Prostainable brings sustainable home goods to Granada Hills

In February 2022, Laura Yochum opened the second branch of her sustainable home goods and refill shop, Prostainable, in Granada Hills. Th e original, in Woodland Hills, opened in October 2019. Both are low-waste stores designed to make sustainable domestic life easy, beautiful and fun.

Yochum’s advice for anyone embracing zero- waste intentions is to start small. “Baby steps,” she advises me when I confess to a grotesque use of paper towels in my own kitchen. She then proceeds to confirm that “the kitchen is the most wasteful room in our home, mostly because of food waste.”

She advises her customers that the kitchen, along with the laundry room, is a great place to start reducing your household waste, noting that “the bathroom is very personal—that may take longer.” Her practical advice in the kitchen is to use up the plastic sponges and brushes that you have, then switch them out for loofah sponges and wooden or bamboo brushes, all of which are compostable. Bamboo and glass straws are also practical and popular choices.

“Dish soap is an easy one,” she adds. At Prostainable, customers can refill their own containers with dish soap that’s grey-water safe, which means you can water your garden with the same water you have used to wash your dishes. Yochum sources her 55-gallon drums of dish soap, laundry liquid and hand soap from Los Angeles, saving on shipping waste and supporting the local economy.

Another way Yochum supports the local economy is with a “local goods corner” at Prostainable. This allows vendors to rent shelf space in the front of the store to showcase their goods. Vendors include flower farmer Pia Villasenor, whose dried flowers have been used in Yochum’s candles and soaps, as well as jewelers, ceramicists and small-batch skincare product producers.

In addition to the products she sources locally and beyond, Yochum is a product producer herself. She is certified in permaculture design, a program she completed right as the world was shutting down with COVID, with the goal of making soaps, beauty products and cleaning products with ingredients from her garden. These include lavender, orange rinds, rosemary and rose petals. She also uses native sage purchased from Theodore Payne, a San Fernando Valley–based nonprofit nursery specializing in California native plants.

Laura Yochum, seen here inside her second Prostainable refill shop in Granada Hills, is certified in permaculture design and uses the extra space in the store for workshops, clothing consignment and to make her own locally sourced products. Besides grey-water-safe dish or hand soap and laundry detergent refills, customers can find sustainably made products from kitchenware to pet cleanup.

The Granada Hills location of Prostainable is twice the size of the Woodland Hills site, which gives Yochum the space to both make products and hold workshops on subjects like cold-pressed soap and candle making. It also allowed her to test a consignment concept for secondhand fashion, where instead of cash back Yochum provides store credit. The endeavor has been so successful, she’s now doing it at both locations. What she doesn’t resell is donated to Hope of the Valley Rescue Mission, a nearby nonprofit.

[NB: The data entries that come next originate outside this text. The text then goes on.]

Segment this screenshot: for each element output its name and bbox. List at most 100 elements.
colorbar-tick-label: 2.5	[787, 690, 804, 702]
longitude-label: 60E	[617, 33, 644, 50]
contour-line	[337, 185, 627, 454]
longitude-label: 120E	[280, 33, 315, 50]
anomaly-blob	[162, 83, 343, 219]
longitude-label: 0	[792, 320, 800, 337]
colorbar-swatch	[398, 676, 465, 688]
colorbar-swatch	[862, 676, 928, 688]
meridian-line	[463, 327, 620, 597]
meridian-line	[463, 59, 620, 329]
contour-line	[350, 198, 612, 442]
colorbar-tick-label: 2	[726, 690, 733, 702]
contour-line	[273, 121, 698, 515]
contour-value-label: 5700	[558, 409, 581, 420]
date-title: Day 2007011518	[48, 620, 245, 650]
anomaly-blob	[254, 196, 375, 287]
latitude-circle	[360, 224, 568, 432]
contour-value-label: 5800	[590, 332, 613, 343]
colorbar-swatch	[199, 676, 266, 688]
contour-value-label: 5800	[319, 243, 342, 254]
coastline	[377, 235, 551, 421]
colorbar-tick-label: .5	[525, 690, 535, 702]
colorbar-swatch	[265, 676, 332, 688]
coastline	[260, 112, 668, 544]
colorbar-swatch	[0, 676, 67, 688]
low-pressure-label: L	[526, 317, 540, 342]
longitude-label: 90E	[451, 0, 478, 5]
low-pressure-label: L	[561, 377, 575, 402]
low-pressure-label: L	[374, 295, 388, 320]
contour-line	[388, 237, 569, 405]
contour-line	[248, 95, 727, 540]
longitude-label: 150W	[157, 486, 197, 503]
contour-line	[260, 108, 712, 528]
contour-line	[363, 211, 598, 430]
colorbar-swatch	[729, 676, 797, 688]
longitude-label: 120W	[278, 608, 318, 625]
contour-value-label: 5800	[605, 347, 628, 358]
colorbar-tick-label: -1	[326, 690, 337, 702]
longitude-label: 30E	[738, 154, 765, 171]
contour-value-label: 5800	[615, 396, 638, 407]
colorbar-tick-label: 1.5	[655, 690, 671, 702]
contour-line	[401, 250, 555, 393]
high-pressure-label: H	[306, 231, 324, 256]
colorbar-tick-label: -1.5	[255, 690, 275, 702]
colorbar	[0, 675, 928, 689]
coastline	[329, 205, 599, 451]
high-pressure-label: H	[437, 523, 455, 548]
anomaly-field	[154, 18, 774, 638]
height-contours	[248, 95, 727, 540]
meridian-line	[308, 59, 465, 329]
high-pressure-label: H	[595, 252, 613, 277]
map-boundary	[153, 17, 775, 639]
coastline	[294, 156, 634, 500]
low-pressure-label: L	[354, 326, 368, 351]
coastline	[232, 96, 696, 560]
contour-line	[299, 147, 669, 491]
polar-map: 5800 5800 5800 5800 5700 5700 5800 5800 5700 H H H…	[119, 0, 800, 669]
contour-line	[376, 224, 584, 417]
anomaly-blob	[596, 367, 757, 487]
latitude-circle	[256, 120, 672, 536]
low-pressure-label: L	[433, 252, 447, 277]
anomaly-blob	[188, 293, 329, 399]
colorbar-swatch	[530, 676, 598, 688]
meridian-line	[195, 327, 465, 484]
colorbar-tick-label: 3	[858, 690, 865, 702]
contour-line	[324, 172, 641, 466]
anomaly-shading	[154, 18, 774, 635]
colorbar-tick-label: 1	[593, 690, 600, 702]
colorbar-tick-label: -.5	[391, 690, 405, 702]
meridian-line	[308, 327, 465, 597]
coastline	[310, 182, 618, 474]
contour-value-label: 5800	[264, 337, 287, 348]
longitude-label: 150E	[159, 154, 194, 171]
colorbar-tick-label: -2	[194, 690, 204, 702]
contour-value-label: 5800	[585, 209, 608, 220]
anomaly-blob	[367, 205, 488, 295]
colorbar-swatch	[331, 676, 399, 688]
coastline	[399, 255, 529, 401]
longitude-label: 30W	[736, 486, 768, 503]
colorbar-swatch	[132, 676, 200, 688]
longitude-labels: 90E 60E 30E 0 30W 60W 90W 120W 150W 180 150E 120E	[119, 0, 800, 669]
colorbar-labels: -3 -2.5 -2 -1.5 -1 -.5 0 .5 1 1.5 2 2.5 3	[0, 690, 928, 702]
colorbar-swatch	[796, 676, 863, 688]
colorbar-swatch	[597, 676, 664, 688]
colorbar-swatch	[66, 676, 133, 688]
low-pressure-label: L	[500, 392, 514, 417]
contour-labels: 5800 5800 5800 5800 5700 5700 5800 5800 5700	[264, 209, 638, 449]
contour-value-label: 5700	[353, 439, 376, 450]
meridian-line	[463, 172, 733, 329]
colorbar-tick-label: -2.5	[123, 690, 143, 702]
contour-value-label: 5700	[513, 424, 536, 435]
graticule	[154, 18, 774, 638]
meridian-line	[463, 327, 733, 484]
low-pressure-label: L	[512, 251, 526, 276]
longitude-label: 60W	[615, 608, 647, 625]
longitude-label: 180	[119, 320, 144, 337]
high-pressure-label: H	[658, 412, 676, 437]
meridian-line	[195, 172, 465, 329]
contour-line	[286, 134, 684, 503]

Yochum’s community outreach also included sponsoring an internship for Cal State University Northridge’s (CSUN) Sustainability Program, which she plans to do again in 2023.

In addition to the two retail locations, Prostainable goods are available online at Prostainable. com, where users can sign up for Yochum’s weekly newsletter, Sustainable Saturdays. It is a one- to two-minute read on all things sustainability. A recent newsletter highlighted where to recycle common items, from underwear to appliances. It’s further proof of Yochum’s commitment to Prostainable’s mission: “to make you feel as good as we do about living in a sustainable home.”